Our voters have also not taken sufficient notice of the fact that an unacceptably high number of our politicians have played the game from both sides of the fence, personally benefiting from defections that are now more a rule rather than an exception in the national politics of this country. We saw what happened in 2010 when President Mahinda Rajapaksa asked the electorate for a two thirds majority to enable amending the constitution. What he failed to get electorally, he got via defections. The 18th Amendment, abolishing the two term limit of the presidency was the result. But Rajapaksa’s third term bid failed in 2015 when Maithripala Sirisena, running as a common opposition candidate stunningly defeated him. It would be a useful exercise for a researcher to publish a list of who these defectors are, from what sides they were elected and the various offices that have been conferred on them as a result.

The proportional representation system of elections President J.R. Jayewardene bequeathed to this country included anti-defection clauses that have proved useless. Such provisions were most necessary as the voter is first required to choose a party (or independent group) and then mark his preferences from a list of that party’s (or independent group’s) candidates.
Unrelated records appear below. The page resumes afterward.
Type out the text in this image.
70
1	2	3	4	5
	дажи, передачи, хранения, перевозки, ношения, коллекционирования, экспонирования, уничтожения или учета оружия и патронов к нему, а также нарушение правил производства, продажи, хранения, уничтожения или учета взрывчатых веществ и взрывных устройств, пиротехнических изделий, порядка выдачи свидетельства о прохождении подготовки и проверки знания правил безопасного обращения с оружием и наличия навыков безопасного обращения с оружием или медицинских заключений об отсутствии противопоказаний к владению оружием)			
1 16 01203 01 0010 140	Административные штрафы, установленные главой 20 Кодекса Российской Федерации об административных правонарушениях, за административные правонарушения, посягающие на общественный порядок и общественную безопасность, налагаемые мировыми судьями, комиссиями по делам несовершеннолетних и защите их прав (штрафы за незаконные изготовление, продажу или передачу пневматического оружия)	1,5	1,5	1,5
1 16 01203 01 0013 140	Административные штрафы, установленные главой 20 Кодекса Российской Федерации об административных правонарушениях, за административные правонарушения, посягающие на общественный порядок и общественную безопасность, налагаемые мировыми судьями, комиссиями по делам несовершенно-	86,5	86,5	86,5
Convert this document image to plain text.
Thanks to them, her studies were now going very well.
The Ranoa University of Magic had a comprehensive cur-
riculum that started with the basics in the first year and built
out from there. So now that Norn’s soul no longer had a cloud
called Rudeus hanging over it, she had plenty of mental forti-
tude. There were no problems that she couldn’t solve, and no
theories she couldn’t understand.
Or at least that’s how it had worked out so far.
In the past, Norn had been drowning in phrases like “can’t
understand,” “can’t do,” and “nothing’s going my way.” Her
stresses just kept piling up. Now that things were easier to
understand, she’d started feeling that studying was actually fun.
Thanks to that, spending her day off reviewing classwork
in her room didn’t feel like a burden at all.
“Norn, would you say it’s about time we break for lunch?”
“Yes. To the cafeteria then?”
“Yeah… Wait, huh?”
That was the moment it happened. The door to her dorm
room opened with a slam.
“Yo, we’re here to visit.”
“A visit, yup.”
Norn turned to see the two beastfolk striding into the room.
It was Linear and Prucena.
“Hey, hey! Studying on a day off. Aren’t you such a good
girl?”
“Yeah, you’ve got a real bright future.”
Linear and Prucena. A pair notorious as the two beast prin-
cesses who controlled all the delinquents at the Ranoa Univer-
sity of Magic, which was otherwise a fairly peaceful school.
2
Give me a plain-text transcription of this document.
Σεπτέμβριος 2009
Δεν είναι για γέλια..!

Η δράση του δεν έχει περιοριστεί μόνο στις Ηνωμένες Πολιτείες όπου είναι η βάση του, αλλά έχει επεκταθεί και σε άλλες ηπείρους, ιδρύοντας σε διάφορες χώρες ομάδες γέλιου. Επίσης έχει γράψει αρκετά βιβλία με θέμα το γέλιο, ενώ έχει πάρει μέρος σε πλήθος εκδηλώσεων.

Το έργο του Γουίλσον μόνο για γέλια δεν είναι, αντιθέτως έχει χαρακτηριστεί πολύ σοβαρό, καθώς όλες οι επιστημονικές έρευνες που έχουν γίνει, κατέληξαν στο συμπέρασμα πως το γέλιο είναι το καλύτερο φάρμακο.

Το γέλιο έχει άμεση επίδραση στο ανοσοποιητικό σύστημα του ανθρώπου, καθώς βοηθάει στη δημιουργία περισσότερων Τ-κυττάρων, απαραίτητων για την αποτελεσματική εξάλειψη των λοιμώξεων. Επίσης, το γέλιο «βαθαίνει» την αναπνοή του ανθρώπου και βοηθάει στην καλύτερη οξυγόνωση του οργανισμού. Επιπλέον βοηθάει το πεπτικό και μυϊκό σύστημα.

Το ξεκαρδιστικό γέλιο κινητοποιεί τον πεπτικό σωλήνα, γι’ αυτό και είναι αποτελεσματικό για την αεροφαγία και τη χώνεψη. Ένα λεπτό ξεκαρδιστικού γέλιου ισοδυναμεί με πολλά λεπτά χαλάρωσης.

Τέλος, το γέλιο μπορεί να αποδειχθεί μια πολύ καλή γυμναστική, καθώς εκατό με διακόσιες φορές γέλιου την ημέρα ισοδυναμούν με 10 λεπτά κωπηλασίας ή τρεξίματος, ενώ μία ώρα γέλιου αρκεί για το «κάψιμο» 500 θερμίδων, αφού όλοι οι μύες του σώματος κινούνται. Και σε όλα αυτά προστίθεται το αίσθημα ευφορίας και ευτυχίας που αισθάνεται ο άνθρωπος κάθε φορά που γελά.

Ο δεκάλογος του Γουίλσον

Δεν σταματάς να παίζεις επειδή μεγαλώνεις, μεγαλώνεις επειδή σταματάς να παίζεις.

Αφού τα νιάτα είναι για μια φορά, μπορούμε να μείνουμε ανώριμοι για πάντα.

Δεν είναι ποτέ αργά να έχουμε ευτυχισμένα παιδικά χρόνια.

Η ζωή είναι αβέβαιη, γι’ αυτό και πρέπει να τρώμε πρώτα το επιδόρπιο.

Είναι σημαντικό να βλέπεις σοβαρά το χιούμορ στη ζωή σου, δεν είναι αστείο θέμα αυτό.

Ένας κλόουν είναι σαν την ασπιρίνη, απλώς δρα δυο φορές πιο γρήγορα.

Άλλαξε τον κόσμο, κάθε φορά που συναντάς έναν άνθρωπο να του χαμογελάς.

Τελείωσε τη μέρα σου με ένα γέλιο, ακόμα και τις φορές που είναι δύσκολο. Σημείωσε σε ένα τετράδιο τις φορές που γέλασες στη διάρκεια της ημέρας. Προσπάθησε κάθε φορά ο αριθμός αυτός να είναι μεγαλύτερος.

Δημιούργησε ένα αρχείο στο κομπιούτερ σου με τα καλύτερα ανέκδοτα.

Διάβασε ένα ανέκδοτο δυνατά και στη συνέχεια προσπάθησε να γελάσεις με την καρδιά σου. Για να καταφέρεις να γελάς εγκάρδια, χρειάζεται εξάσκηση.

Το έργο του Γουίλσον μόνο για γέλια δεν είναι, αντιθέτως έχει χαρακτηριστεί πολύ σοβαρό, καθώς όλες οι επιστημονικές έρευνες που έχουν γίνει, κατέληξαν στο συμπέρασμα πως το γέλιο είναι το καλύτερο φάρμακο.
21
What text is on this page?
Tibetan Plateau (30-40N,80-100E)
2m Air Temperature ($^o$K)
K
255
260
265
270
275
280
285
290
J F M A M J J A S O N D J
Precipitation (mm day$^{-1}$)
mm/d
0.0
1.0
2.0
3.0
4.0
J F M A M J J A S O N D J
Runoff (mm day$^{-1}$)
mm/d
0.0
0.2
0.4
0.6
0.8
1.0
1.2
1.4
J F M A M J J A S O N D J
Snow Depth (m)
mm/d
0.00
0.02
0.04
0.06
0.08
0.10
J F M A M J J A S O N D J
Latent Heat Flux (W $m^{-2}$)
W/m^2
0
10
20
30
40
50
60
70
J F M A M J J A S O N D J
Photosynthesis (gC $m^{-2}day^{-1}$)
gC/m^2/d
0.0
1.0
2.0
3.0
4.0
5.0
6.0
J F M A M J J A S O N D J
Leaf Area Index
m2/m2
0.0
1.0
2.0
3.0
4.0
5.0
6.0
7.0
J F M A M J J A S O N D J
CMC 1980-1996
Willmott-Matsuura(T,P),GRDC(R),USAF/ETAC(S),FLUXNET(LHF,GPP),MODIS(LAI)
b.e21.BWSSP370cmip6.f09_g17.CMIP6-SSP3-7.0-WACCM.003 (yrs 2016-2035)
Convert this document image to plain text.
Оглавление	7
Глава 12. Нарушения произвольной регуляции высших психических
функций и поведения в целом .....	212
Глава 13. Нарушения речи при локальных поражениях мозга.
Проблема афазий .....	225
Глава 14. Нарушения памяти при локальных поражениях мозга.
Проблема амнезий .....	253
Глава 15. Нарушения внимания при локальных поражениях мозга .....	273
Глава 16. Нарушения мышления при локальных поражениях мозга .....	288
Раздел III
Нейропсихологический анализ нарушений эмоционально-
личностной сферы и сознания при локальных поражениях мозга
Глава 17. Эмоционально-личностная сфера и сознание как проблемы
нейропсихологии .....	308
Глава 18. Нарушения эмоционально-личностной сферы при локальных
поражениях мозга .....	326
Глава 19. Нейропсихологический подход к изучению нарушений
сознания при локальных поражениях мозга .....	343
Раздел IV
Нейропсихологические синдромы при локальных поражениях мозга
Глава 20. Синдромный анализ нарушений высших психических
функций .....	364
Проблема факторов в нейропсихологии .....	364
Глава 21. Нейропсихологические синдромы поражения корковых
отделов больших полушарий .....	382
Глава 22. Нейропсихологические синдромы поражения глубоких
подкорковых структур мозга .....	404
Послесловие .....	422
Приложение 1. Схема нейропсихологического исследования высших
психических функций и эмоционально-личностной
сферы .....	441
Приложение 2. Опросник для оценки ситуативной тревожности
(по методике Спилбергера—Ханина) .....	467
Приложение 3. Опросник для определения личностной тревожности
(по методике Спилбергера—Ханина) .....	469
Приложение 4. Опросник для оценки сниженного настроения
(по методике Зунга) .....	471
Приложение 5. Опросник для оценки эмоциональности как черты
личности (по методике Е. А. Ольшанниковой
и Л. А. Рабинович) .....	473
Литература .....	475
But JR permitted one way traffic, with crossovers to the government side permitted – we remember an Eastern Province heavyweight who defected from the Federal Party and was rewarded with a portfolio – but not the other way round. The anti-defection provisions permitted MPs expelled from their parties to appeal to a Parliamentary Select Committee or the Supreme Court and although there have been many defections, no MP had lost his seat as a result.

Whether the president and the prime minister have plans for former President Maithripala Sirisena, who was believed interested in Mahaweli and Environment Ministry, is not known. Sirisena was present at the Audience Hall in Kandy when the ministers were given their letters of appointment but he was not among the recipients. The media pounced on that and his exclusion was a major part of the new cabinet story along with the comment that the SLFP he leads had only been served crumbs. Governmental leaders have chary about speaking on the subject suggesting that something may be in the offing as cabinet slots are still available. But we must wait and see.